There is, of course, no question but that the Supreme Court in Borax referred to a line of this latter nature in the very terms used in Public Land Order 576, that is to say, as a "line of mean high tide." But the issue here is not whether there is such a concept, but whether that concept was intended to be reflected in those words as they appear in the withdrawal order. Borax does not govern this issue, since it was concerned with vastly different matters, i. e., the determination of boundaries as between tideland owners, on the one hand, and upland owners, on the other. The fact that the Court decided to utilize the tidal average concept to resolve this ownership dispute does not conclude the issue of language construction presented to us by a private claim against the public domain.
Although we have no way of knowing whether the District Court responded affirmatively to it, an estoppel argument was pressed in that court and is renewed upon appeal. It rests upon the circumstance that in September, 1953, two final homestead patents were issued to other persons covering lands in the area which appellants now insist was withdrawn by the 1949 order.

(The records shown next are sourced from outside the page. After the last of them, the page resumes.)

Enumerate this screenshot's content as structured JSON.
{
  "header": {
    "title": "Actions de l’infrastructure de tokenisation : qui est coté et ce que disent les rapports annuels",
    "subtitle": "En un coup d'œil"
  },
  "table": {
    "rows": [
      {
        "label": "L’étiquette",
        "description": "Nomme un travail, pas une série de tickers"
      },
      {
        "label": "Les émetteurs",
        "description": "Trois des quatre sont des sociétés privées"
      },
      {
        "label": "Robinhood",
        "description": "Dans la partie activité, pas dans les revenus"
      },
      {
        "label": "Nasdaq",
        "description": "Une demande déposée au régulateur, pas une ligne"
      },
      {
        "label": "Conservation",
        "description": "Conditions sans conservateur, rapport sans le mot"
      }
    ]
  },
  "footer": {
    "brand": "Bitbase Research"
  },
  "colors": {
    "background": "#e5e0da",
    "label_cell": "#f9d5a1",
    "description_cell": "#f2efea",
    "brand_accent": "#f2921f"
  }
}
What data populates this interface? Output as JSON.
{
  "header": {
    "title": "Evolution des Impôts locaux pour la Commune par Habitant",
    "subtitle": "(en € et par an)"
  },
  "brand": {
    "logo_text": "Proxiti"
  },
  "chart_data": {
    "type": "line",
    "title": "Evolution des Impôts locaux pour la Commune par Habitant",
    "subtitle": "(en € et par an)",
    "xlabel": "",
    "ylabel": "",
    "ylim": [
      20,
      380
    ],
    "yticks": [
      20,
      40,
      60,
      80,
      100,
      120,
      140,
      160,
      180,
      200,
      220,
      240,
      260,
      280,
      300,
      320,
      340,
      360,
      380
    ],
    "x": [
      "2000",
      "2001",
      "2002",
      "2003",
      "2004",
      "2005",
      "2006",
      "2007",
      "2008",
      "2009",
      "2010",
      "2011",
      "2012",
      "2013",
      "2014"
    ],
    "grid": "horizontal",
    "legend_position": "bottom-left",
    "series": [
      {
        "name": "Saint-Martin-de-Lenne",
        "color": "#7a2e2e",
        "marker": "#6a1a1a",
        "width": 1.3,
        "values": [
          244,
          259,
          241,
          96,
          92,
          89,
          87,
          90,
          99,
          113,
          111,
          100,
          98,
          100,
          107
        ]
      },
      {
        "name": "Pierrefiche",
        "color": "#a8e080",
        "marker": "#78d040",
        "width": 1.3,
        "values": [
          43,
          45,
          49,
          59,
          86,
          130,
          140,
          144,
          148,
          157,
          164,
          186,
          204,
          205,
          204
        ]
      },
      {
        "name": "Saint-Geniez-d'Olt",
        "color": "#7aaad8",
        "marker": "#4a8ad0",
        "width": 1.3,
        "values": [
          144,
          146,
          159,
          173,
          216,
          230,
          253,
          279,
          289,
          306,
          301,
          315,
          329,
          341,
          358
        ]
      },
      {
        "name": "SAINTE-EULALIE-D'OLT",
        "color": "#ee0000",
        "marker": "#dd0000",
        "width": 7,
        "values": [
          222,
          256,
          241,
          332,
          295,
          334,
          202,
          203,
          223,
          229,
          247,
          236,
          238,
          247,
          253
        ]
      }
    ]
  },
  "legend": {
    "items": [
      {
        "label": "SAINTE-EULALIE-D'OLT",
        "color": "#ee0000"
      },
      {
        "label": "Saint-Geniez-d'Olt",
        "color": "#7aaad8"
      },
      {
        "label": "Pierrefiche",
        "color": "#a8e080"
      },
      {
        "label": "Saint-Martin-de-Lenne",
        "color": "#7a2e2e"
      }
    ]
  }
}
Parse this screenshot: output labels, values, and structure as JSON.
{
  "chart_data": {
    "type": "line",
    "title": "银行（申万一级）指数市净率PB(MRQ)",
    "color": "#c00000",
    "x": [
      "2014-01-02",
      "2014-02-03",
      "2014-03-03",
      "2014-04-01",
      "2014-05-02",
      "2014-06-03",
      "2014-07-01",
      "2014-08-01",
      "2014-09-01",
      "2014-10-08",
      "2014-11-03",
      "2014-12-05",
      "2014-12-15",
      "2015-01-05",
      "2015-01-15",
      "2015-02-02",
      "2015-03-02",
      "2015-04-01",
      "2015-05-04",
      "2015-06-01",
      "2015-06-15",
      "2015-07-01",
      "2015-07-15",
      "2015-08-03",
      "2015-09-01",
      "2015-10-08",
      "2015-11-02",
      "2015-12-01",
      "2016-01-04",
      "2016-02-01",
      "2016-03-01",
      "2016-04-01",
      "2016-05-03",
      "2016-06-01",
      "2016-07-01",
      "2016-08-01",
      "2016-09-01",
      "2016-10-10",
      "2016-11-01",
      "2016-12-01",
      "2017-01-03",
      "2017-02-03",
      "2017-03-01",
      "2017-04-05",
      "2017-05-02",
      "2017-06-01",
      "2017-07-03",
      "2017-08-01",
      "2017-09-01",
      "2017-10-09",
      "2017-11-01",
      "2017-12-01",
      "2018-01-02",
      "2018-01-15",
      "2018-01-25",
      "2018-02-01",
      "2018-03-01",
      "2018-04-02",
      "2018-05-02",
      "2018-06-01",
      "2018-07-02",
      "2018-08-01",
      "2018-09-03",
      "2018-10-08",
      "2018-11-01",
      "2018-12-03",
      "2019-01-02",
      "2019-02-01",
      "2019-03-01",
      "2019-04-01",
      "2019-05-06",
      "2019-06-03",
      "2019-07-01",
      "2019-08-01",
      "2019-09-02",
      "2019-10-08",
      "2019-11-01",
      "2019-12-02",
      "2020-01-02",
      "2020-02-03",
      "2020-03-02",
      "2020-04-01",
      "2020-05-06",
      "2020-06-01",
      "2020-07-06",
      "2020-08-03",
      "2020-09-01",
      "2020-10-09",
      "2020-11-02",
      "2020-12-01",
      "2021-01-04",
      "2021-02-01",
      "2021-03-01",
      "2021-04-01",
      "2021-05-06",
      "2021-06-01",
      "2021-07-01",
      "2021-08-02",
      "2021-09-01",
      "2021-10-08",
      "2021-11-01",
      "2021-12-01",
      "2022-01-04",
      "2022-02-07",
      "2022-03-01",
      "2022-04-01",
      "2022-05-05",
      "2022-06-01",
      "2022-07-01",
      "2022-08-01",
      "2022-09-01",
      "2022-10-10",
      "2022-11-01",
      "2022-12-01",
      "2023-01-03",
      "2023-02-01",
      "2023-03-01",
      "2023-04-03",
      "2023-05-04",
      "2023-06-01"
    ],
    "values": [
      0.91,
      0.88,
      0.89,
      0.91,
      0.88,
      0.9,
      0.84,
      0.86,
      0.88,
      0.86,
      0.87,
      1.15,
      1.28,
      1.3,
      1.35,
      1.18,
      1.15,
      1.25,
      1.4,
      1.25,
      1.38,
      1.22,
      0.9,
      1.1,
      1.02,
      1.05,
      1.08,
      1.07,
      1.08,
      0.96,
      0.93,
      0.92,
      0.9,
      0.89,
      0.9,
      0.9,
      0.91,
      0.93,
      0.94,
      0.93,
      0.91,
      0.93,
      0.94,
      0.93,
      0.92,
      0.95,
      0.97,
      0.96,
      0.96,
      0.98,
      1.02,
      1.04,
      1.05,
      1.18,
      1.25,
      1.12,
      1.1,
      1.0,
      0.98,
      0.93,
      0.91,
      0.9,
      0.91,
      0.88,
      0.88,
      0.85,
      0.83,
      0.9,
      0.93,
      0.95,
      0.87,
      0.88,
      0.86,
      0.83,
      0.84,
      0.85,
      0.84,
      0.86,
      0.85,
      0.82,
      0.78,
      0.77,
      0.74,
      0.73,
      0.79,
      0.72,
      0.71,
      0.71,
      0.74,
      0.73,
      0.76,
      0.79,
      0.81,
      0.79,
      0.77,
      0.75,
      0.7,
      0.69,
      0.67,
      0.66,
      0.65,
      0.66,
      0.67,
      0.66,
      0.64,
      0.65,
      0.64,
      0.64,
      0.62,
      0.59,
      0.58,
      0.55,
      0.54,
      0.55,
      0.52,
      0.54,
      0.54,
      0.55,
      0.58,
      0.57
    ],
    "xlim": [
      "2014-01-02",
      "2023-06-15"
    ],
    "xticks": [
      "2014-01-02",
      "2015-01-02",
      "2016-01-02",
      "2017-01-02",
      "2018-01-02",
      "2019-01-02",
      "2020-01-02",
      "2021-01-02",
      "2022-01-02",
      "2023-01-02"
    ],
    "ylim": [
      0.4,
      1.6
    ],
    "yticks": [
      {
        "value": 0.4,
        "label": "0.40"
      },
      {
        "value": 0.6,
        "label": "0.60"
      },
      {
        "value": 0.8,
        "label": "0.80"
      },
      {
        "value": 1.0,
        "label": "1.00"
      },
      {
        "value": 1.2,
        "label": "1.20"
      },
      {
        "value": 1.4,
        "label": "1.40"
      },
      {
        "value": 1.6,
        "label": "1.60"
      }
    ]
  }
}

Appellee contends that appellants, having done for others what they now say they can not do for appellee, are estopped from denying appellee his patent.
Apart from the general rule that the Government is never disabled from protecting the public interest by reason of the past mistakes of its agents (see Utah Power and Light Co. v. United States, 243 U.S. 389, 37 S.Ct. 387, 61 L.Ed. 791 (1916)), we do not think a true estoppel is to be found in this record. In the first place, there is no showing that appellee acted in reliance upon these or other acts of the Government, and, indeed, the record indicates that appellee was warned that he could not be sure that he was outside the withdrawn strip. Secondly, the issuance of the two patents occurred before the official survey was made, and before anyone could tell with certainty where the withdrawn area was. It may have been improvident for these patents to have issued (and appellants freely characterize it as mistaken); but their issuance could not under the circumstances be taken as any express or implicit representation as to the location of the reserved lands. The fact is that, until the survey was made, Government and homesteader alike acted at their peril in issuing or seeking homesteads in this vicinity.
The judgment appealed from is reversed, and the case is remanded with directions to enter judgment for appellants.
It is so ordered.
The Government in its brief has adequately described a meander line as "a series of straight lines run by a surveyor along the physical evidence of the high tide, the escarpment and edge of vegetation wherever the public lands meet a navigable body of water."